Keyera Corp.
- Type: Public
- Traded as: TSX: KEY
- Industry: Oil and gas Midstream
- Founded: 1998
- Headquarters: Calgary, Alberta, Canada
- Area served: Canada United States
- Key people: Dean Setoguchi (CEO)
- Products: propane, ethane, butane, condensate, iso-octane
- Services: Pipeline transport Storage
- Revenue: CA$6.854 billion (2025)
- Net income: CA$0.432 billion (2025)
- Total assets: CA$13.052 billion (2025)
- Total equity: CA$2.764 billion (2025)
- Number of employees: 1,257 (2025)
- Website: www.keyera.com

= Keyera =

Canadian midstream oil and gas operator

Keyera (TSX: KEY) is one of the largest midstream oil and gas operators in Canada. The company services oil and gas producers in Western Canada and transports natural gas liquids such as propane, ethane, butane, condensate and iso-octane to markets throughout North America. Keyera provides major oil producers with essential services by providing them with the means to store, fractionate, and transport various oil, gas and NGL products. The company operates an industry leading condensate system. It operates the largest iso-octane manufacturing plant in the world.

Most of Keyera's facilities are located in western Canada west of the fifth meridian in the Western Canadian Sedimentary Basin where natural gas is rich with valuable liquids products. Additionally there are 2 major terminals in Oklahoma.
Keyera's has two integrated business lines: the Gathering and Processing business unit which in 2021 accounted for 11% of the company's total revenue, and the NGL Infrastructure and Marketing business lines, which in 2021 accounted for 11% and 78% of the company's sales. In 2021 the company processed and sold 200,500 barrels of oil per day.

==History==
Keyera was founded in 1998 when Gulf Canada Resources Limited sold a 50% interest in its midstream division to a subsidiary of KeySpan Corporation, forming a partnership with the company. After Gulf sold its remaining interests in the midstream sector and the partnership, the company renamed KeySpan Energy Canada Partnership.

In 2003 Keyspan Facilities Income Fund, the predecessor to Keyera Corp., was formed as an unincorporated open-ended trust under the laws of the Province of Alberta. Units of the Fund began trading on the Toronto Stock Exchange under the trading symbol KEY.UN on May 30, 2003. A second public offering was completed in April 2004. The Fund completed a third public offering of 10.72 million units and $100 million of convertible debentures (KEY.DB). The proceeds of this offering were used to fund a portion of the purchase price associated with the acquisition of EnerPro Midstream Company from Chevron Canada Resources.
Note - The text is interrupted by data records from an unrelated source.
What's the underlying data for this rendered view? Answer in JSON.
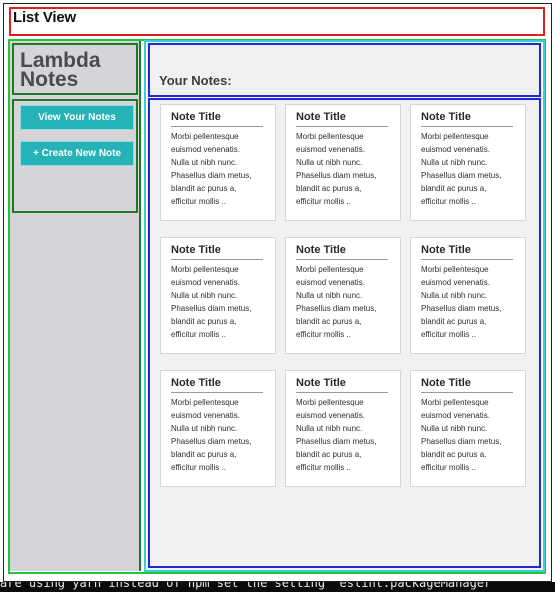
{
  "header": {
    "title": "List View"
  },
  "sidebar": {
    "logo": "Lambda\nNotes",
    "buttons": {
      "view": "View Your Notes",
      "create": "+ Create New Note"
    }
  },
  "main": {
    "heading": "Your Notes:",
    "notes": [
      {
        "title": "Note Title",
        "body": "Morbi pellentesque\neuismod venenatis.\nNulla ut nibh nunc.\nPhasellus diam metus,\nblandit ac purus a,\nefficitur mollis .."
      },
      {
        "title": "Note Title",
        "body": "Morbi pellentesque\neuismod venenatis.\nNulla ut nibh nunc.\nPhasellus diam metus,\nblandit ac purus a,\nefficitur mollis .."
      },
      {
        "title": "Note Title",
        "body": "Morbi pellentesque\neuismod venenatis.\nNulla ut nibh nunc.\nPhasellus diam metus,\nblandit ac purus a,\nefficitur mollis .."
      },
      {
        "title": "Note Title",
        "body": "Morbi pellentesque\neuismod venenatis.\nNulla ut nibh nunc.\nPhasellus diam metus,\nblandit ac purus a,\nefficitur mollis .."
      },
      {
        "title": "Note Title",
        "body": "Morbi pellentesque\neuismod venenatis.\nNulla ut nibh nunc.\nPhasellus diam metus,\nblandit ac purus a,\nefficitur mollis .."
      },
      {
        "title": "Note Title",
        "body": "Morbi pellentesque\neuismod venenatis.\nNulla ut nibh nunc.\nPhasellus diam metus,\nblandit ac purus a,\nefficitur mollis .."
      },
      {
        "title": "Note Title",
        "body": "Morbi pellentesque\neuismod venenatis.\nNulla ut nibh nunc.\nPhasellus diam metus,\nblandit ac purus a,\nefficitur mollis .."
      },
      {
        "title": "Note Title",
        "body": "Morbi pellentesque\neuismod venenatis.\nNulla ut nibh nunc.\nPhasellus diam metus,\nblandit ac purus a,\nefficitur mollis .."
      },
      {
        "title": "Note Title",
        "body": "Morbi pellentesque\neuismod venenatis.\nNulla ut nibh nunc.\nPhasellus diam metus,\nblandit ac purus a,\nefficitur mollis .."
      }
    ]
  },
  "terminal": {
    "text": "are using yarn instead of npm set the setting \"eslint.packageManager\""
  },
  "colors": {
    "header_outline": "#e02020",
    "section_outline_green": "#1f7a25",
    "section_outline_blue": "#1e2ad6",
    "main_outline_cyan": "#36d0d6",
    "button_teal": "#25b3b8",
    "sidebar_bg": "#d6d4d8",
    "main_bg": "#f1f0f3"
  }
}
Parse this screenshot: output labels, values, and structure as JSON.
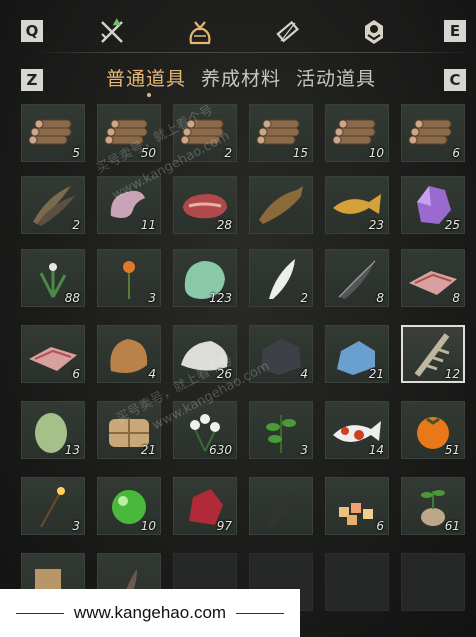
{
  "hotkeys": {
    "prev_category": "Q",
    "next_category": "E",
    "prev_tab": "Z",
    "next_tab": "C"
  },
  "categories": [
    {
      "icon": "crossed-swords-icon"
    },
    {
      "icon": "item-pouch-icon",
      "active": true
    },
    {
      "icon": "scroll-icon"
    },
    {
      "icon": "emblem-icon"
    }
  ],
  "tabs": [
    {
      "label": "普通道具",
      "active": true
    },
    {
      "label": "养成材料",
      "active": false
    },
    {
      "label": "活动道具",
      "active": false
    }
  ],
  "inventory": [
    {
      "icon": "wood-logs-icon",
      "count": "5"
    },
    {
      "icon": "wood-logs-icon",
      "count": "50"
    },
    {
      "icon": "wood-logs-icon",
      "count": "2"
    },
    {
      "icon": "wood-logs-icon",
      "count": "15"
    },
    {
      "icon": "wood-logs-icon",
      "count": "10"
    },
    {
      "icon": "wood-logs-icon",
      "count": "6"
    },
    {
      "icon": "feathers-icon",
      "count": "2"
    },
    {
      "icon": "raw-meat-pink-icon",
      "count": "11"
    },
    {
      "icon": "raw-steak-icon",
      "count": "28"
    },
    {
      "icon": "fish-icon",
      "count": ""
    },
    {
      "icon": "golden-carp-icon",
      "count": "23"
    },
    {
      "icon": "purple-crystal-icon",
      "count": "25"
    },
    {
      "icon": "herb-flower-icon",
      "count": "88"
    },
    {
      "icon": "orange-flower-icon",
      "count": "3"
    },
    {
      "icon": "jade-stone-icon",
      "count": "123"
    },
    {
      "icon": "white-feather-icon",
      "count": "2"
    },
    {
      "icon": "dark-feather-icon",
      "count": "8"
    },
    {
      "icon": "meat-slice-icon",
      "count": "8"
    },
    {
      "icon": "meat-slice-icon",
      "count": "6"
    },
    {
      "icon": "fur-pelt-icon",
      "count": "4"
    },
    {
      "icon": "white-fur-icon",
      "count": "26"
    },
    {
      "icon": "dark-ore-icon",
      "count": "4"
    },
    {
      "icon": "blue-ore-icon",
      "count": "21"
    },
    {
      "icon": "bone-icon",
      "count": "12",
      "selected": true
    },
    {
      "icon": "green-melon-icon",
      "count": "13"
    },
    {
      "icon": "cloth-bundle-icon",
      "count": "21"
    },
    {
      "icon": "white-flower-icon",
      "count": "630"
    },
    {
      "icon": "green-herb-icon",
      "count": "3"
    },
    {
      "icon": "koi-fish-icon",
      "count": "14"
    },
    {
      "icon": "persimmon-icon",
      "count": "51"
    },
    {
      "icon": "sparkler-icon",
      "count": "3"
    },
    {
      "icon": "green-orb-icon",
      "count": "10"
    },
    {
      "icon": "red-crystal-icon",
      "count": "97"
    },
    {
      "icon": "black-feather-icon",
      "count": ""
    },
    {
      "icon": "candy-pile-icon",
      "count": "6"
    },
    {
      "icon": "root-sprout-icon",
      "count": "61"
    },
    {
      "icon": "scroll-bundle-icon",
      "count": ""
    },
    {
      "icon": "feather-quill-icon",
      "count": ""
    },
    {
      "icon": "",
      "count": ""
    },
    {
      "icon": "",
      "count": ""
    },
    {
      "icon": "",
      "count": ""
    },
    {
      "icon": "",
      "count": ""
    }
  ],
  "watermarks": [
    "买号卖号，就上看个号",
    "www.kangehao.com"
  ],
  "banner": {
    "url": "www.kangehao.com"
  },
  "colors": {
    "accent": "#e4b873",
    "slot": "#2f352f",
    "background": "#1b1b1a"
  }
}
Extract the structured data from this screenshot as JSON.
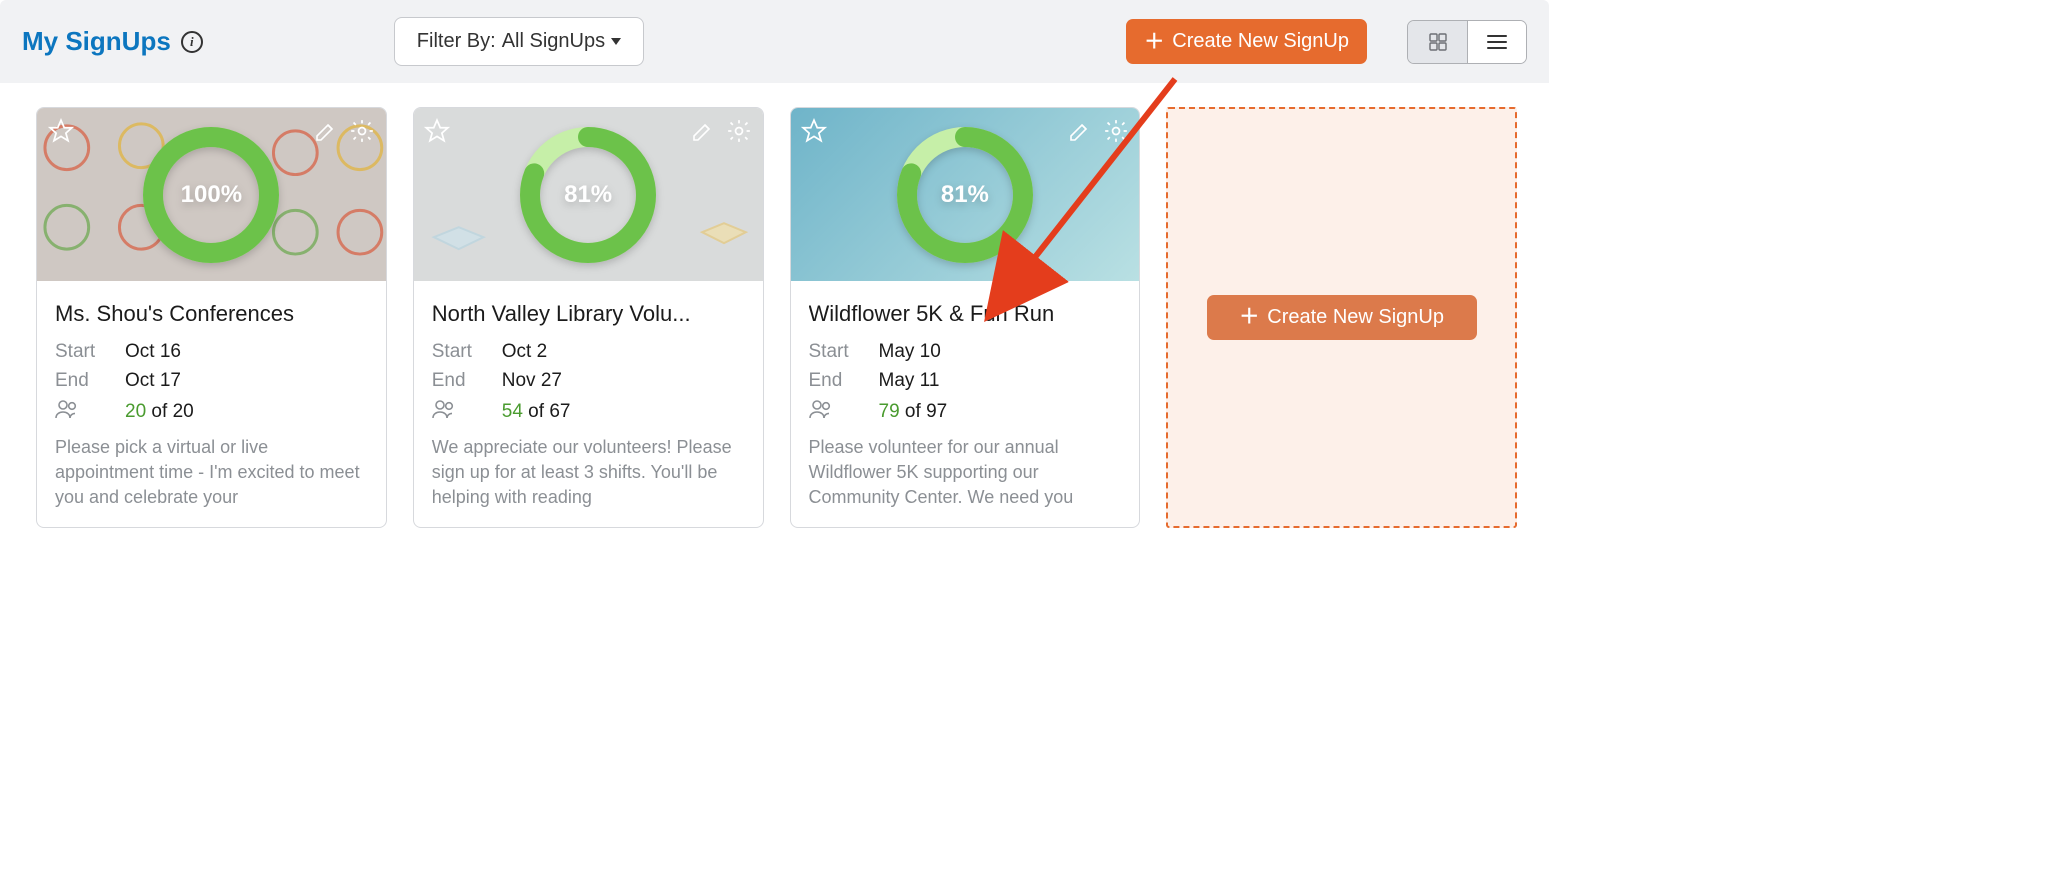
{
  "header": {
    "title": "My SignUps",
    "filter_prefix": "Filter By: ",
    "filter_value": "All SignUps",
    "create_label": "Create New SignUp"
  },
  "labels": {
    "start": "Start",
    "end": "End",
    "of": "of"
  },
  "cards": [
    {
      "title": "Ms. Shou's Conferences",
      "start": "Oct 16",
      "end": "Oct 17",
      "filled": 20,
      "total": 20,
      "percent": 100,
      "desc": "Please pick a virtual or live appointment time - I'm excited to meet you and celebrate your"
    },
    {
      "title": "North Valley Library Volu...",
      "start": "Oct 2",
      "end": "Nov 27",
      "filled": 54,
      "total": 67,
      "percent": 81,
      "desc": "We appreciate our volunteers! Please sign up for at least 3 shifts. You'll be helping with reading"
    },
    {
      "title": "Wildflower 5K & Fun Run",
      "start": "May 10",
      "end": "May 11",
      "filled": 79,
      "total": 97,
      "percent": 81,
      "desc": "Please volunteer for our annual Wildflower 5K supporting our Community Center. We need you"
    }
  ],
  "create_card": {
    "label": "Create New SignUp"
  },
  "chart_data": [
    {
      "type": "pie",
      "title": "Ms. Shou's Conferences completion",
      "categories": [
        "filled",
        "remaining"
      ],
      "values": [
        100,
        0
      ]
    },
    {
      "type": "pie",
      "title": "North Valley Library completion",
      "categories": [
        "filled",
        "remaining"
      ],
      "values": [
        81,
        19
      ]
    },
    {
      "type": "pie",
      "title": "Wildflower 5K completion",
      "categories": [
        "filled",
        "remaining"
      ],
      "values": [
        81,
        19
      ]
    }
  ]
}
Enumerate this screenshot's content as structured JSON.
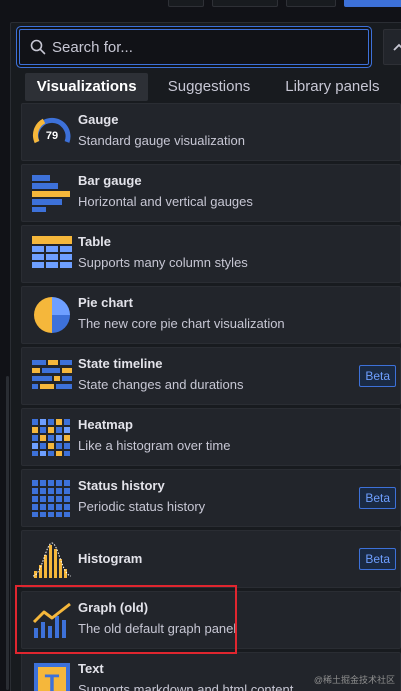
{
  "search": {
    "placeholder": "Search for..."
  },
  "tabs": [
    {
      "label": "Visualizations",
      "active": true
    },
    {
      "label": "Suggestions",
      "active": false
    },
    {
      "label": "Library panels",
      "active": false
    }
  ],
  "visualizations": [
    {
      "name": "Gauge",
      "description": "Standard gauge visualization",
      "icon": "gauge-icon",
      "icon_text": "79",
      "badge": ""
    },
    {
      "name": "Bar gauge",
      "description": "Horizontal and vertical gauges",
      "icon": "bar-gauge-icon",
      "badge": ""
    },
    {
      "name": "Table",
      "description": "Supports many column styles",
      "icon": "table-icon",
      "badge": ""
    },
    {
      "name": "Pie chart",
      "description": "The new core pie chart visualization",
      "icon": "pie-chart-icon",
      "badge": ""
    },
    {
      "name": "State timeline",
      "description": "State changes and durations",
      "icon": "state-timeline-icon",
      "badge": "Beta"
    },
    {
      "name": "Heatmap",
      "description": "Like a histogram over time",
      "icon": "heatmap-icon",
      "badge": ""
    },
    {
      "name": "Status history",
      "description": "Periodic status history",
      "icon": "status-history-icon",
      "badge": "Beta"
    },
    {
      "name": "Histogram",
      "description": "",
      "icon": "histogram-icon",
      "badge": "Beta"
    },
    {
      "name": "Graph (old)",
      "description": "The old default graph panel",
      "icon": "graph-old-icon",
      "badge": ""
    },
    {
      "name": "Text",
      "description": "Supports markdown and html content",
      "icon": "text-icon",
      "icon_text": "T",
      "badge": ""
    }
  ],
  "watermark": "@稀土掘金技术社区",
  "colors": {
    "accent": "#3d71d9",
    "highlight": "#e0262f",
    "yellow": "#f5b73b",
    "blue": "#3d71d9"
  }
}
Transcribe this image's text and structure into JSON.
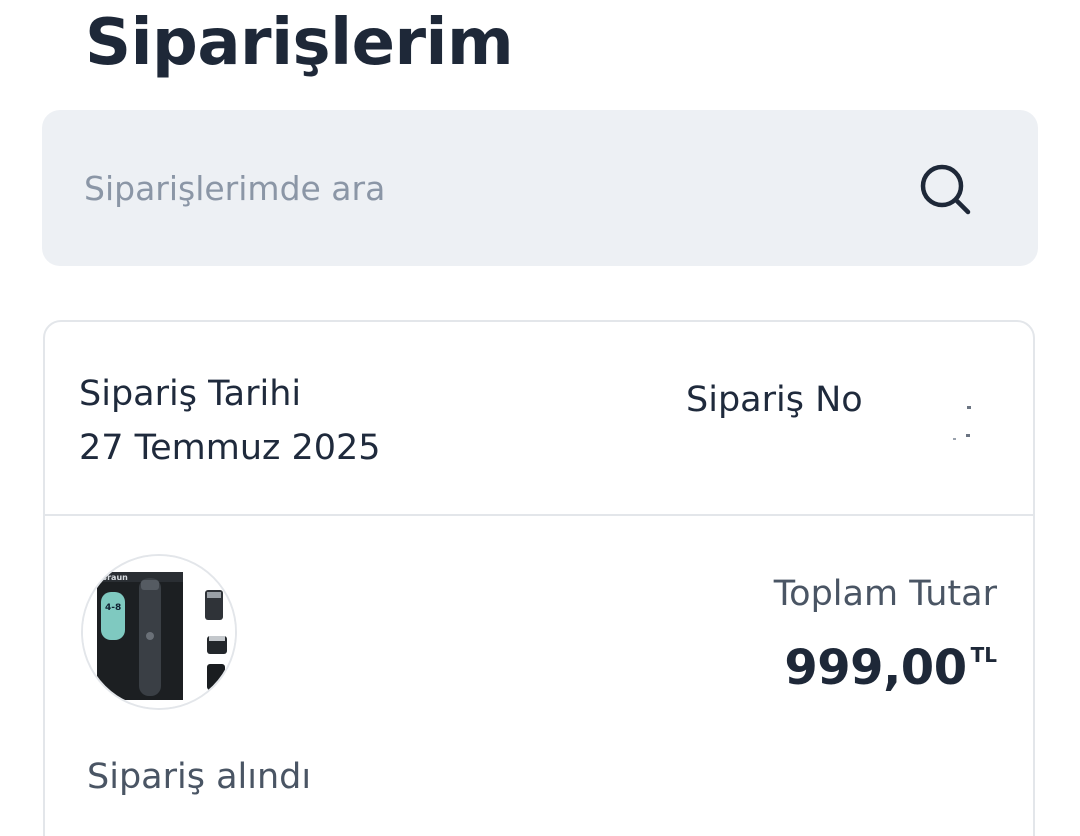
{
  "page": {
    "title": "Siparişlerim"
  },
  "search": {
    "placeholder": "Siparişlerimde ara",
    "value": "",
    "icon": "search-icon"
  },
  "order": {
    "date_label": "Sipariş Tarihi",
    "date_value": "27 Temmuz 2025",
    "order_no_label": "Sipariş No",
    "total_label": "Toplam Tutar",
    "total_value": "999,00",
    "currency": "TL",
    "status": "Sipariş alındı",
    "product_image": "hair-trimmer-kit-image"
  },
  "colors": {
    "title": "#1e2838",
    "search_bg": "#edf0f4",
    "placeholder": "#8b96a6",
    "border": "#e3e6ea",
    "muted_text": "#4a5564"
  }
}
On December 2, 2004 the Fund purchased KeySpan Corporation's remaining interest in the operating partnership resulting in the operating partnership becoming a wholly owned subsidiary of the Fund. With KeySpan Corporation no longer holding an ownership interest in the operating partnership, the Fund and its subsidiaries changed their name from KeySpan to Keyera. The name Keyera was selected because it captured the two important aspects of the Fund's evolution and vision for its business: Key Facilities for a New Era. On February 2, 2005, Keyspan Facilities Income Fund became Keyera Facilities Income Fund.

Effective January 1, 2011, in response to changes in tax laws, the Fund completed its most significant internal reorganization - its conversion to a corporation. The conversion was completed pursuant to a plan of arrangement that was approved by unitholders of the Fund on May 11, 2010.

==Business and operating units==
Keyera has interests in 19 gas plants in western Canada and over 4,500 km of pipelines, thereby making it the largest gas processor in Alberta.
- Alberta EnviroFuels (AEF) facility is the largest iso-octane manufacturing plant in the world.
- 30,000 bpd De-ethanizer plant in Fort Saskatchewan, Alberta.
- also produces propane, butane, condensate and iso-octane

Keyera's natural gas processing plants span the province of Alberta, primarily in the Foothills and North Central regions of the province. It also has one gas processing plant, Caribou, in northeast British Columbia. The company's natural gas liquids transportation, fractionation, storage infrastructure is primarily located in the Edmonton/Fort Saskatchewan region of the province, one of the energy industry's central hubs for services and infrastructure.

Demand for Keyera's services continues as oil and gas producers remain focused on drilling liquids-rich gas in the Western Canada Sedimentary Basin and developing the oil sands. Natural gas producers require significant infrastructure to support growing natural gas drilling activity, and bitumen producers require diluent handling and other logistics services to serve their needs.